The recent project entitled ‘Lund Point’ involved the transformation of currently empty dwellings in a 23-storey tower block on the edge of the Queen Elizabeth Olympic Park, into a multi-lens camera obscura to create ultra large analogue photographic prints. The work was created by young adults from East London recruited through Beyond the Box, working with Brendan Barry.
Beyond the Box consultants organise co-design projects with young people, working with communities and organisations to build more equitable places to live, work and play. Brendan Barry is a photographer, educator and camera builder whose practice combines elements of construction, education and participation. He uses the mechanics of photography as a tool for experiment and collaboration.
The site of the work, Lund Point, is one of three tower blocks on the Carpenters Estate built in the late 60’s in the London Borough of Newham. Newham Council is now the majority freehold owner of the estate, with part being owned by the Worshipful Company of Carpenters. The block will be refurbished for social rent by Newham Council and Populo Living (Newham’s housing company) as part of a wider re-development scheme. The work offers a unique perspective, created with young people, of the Olympic Park and the sites of the new V&A East Storehouse and V&A East Museum, opening in 2024 and 2025 respectively.
This short photo essay records the making of the work in August 2021 on the 21st floor of Lund Point, where small groups of young people worked over four days in four separate flats. Most of the flats have been empty for a considerable period and the last traces of habitation was left by the BBC, who used the flats to film the Olympic Games in 2012. A small number of tenants remain in the block.
There was no running water in the flats, so we took the developed paper negatives and prints down to The Dovetail, the local community centre on the estate, to be washed. It was great to share the process and the work with local people who came to see what we were doing each day. The images were a means of locating where we were and making shared connections.

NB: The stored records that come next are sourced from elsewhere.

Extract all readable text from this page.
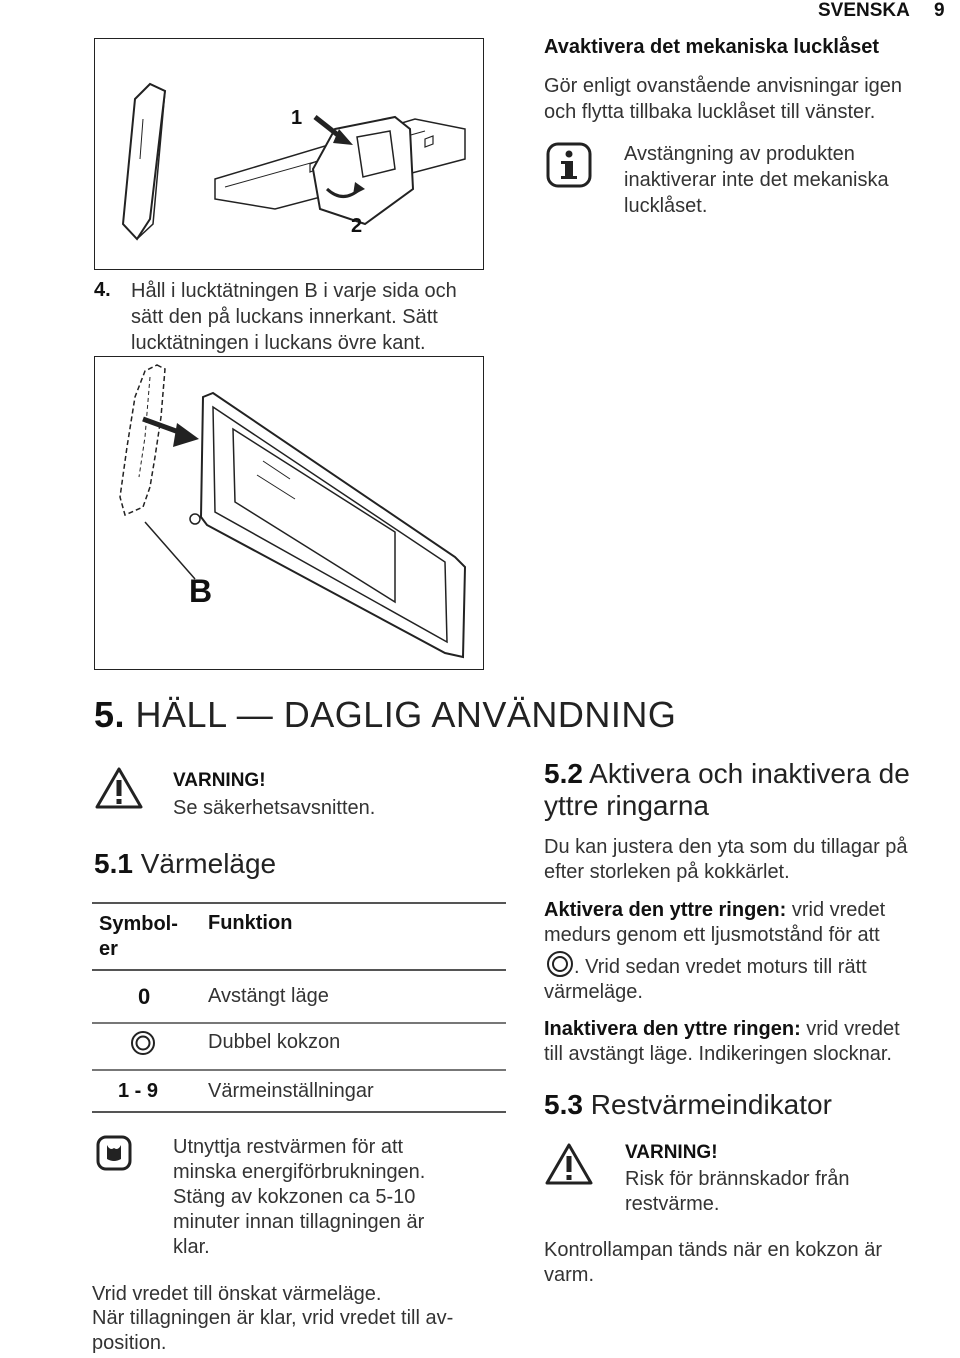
SVENSKA 9
1
2
Avaktivera det mekaniska lucklåset
Gör enligt ovanstående anvisningar igen
och flytta tillbaka lucklåset till vänster.
Avstängning av produkten
inaktiverar inte det mekaniska
lucklåset.
4. Håll i lucktätningen B i varje sida och
sätt den på luckans innerkant. Sätt
lucktätningen i luckans övre kant.
B
5. HÄLL — DAGLIG ANVÄNDNING
VARNING!
Se säkerhetsavsnitten.
5.1 Värmeläge
Symbol-
er
Funktion
0	Avstängt läge
Dubbel kokzon
1 - 9 Värmeinställningar
Utnyttja restvärmen för att
minska energiförbrukningen.
Stäng av kokzonen ca 5-10
minuter innan tillagningen är
klar.
Vrid vredet till önskat värmeläge.
När tillagningen är klar, vrid vredet till av-
position.
5.2 Aktivera och inaktivera de
yttre ringarna
Du kan justera den yta som du tillagar på
efter storleken på kokkärlet.
Aktivera den yttre ringen: vrid vredet
medurs genom ett ljusmotstånd för att
. Vrid sedan vredet moturs till rätt
värmeläge.
Inaktivera den yttre ringen: vrid vredet
till avstängt läge. Indikeringen slocknar.
5.3 Restvärmeindikator
VARNING!
Risk för brännskador från
restvärme.
Kontrollampan tänds när en kokzon är
varm.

The young cultural producers were simultaneously creating a week-long festival, Envision East, and designing and constructing a People’s Pavilion. The theme of their work was Making Space, reflecting on what it means to Take Up Space in a city in which physical space for young people is often extremely lacking.
Lund Point, and the adjacent blocks, James Riley Point and Dennison Point, were designed by East Ham born architect and planner Thomas North. Kenneth Lund, North’s successor as Borough Architect for Newham, wrote a survey book about the architecture of Newham in 1973, and his words echo conversations which took place during the making of the work:
“Buildings form part of the memory of a community…They also provide an indication of the extent to which change has taken place and, in doing so they give meaning to the present.”
Buildings in Newham: A Survey of Buildings of Architectural, Historic, and Local Interest Recorded in the Borough in 1973
Former residents of James Riley Point, Alice and Denis Power came to talk to the young producers about living on the estate in the late 1980s and early 90s. They shared the challenges of anti-social behaviour, racism and inadequate care for people with mental health issues, balanced with respect for their neighbours, spectacular firework celebrations and the importance of having work close to where you live and grow as a family.
Most people in the group have lived experiences of friends and family growing up on similar housing estates. Working inside dwelling spaces brought back memories and also focused the group’s resistance to the perpetual growth of the city and the decrease of homes for social rent, which causes displacement and precarity, especially for young Londoners.
“This project is unique because unlike a lot of things commissioned by cultural spaces, it actively engaged with the voices of the community that it situated itself in. We spoke to residents past and present to make the project as ethical and open as possible. The project allowed for young East Londoners to ‘take up space’, something that is at the heart of the Envision East festival.”
Condie Baiden, Lead Young Cultural Producer
In the last decade extraordinary change has taken place in the local area surrounding the Queen Elizabeth Olympic Park, with the skyline being continually transformed. High-density building has become the default setting for architects and planners racing to meet commercial demand for homes. The work is proposed as an act of cultural democracy reframing and inscribing a site through the lived experience of people living in east London who rightfully demand a space and a democratic role in London’s future.
The work was created by Shirin Al’Rashid, Maia Ardalla, Doua Attafi, Condoleezza Baiden, Maddeline Balogun, Simone Casimiro, Tapiwa Cronin, Shirin Naveed, Aiden Nip, Fome Owuasu, Sumaya Rahman, Samreen Sabeer, Lucie Shackley and Seby Wright with Brendan Barry. Lund Point was conceived and curated by Matilda Pye, VARI and V&A East Public Engagement Fellow, as part of the ongoing research project, Show+Tell+Share. It was generously supported by the Andrew W. Mellon Foundation with assistance from Populo Living.
I have seen these prints on display at Here East, I walk past them daily but had just assumed they were just (albeit impressive) large urban landscapes. I would have been fascinated to know the context of these prints. Did I miss some additional information?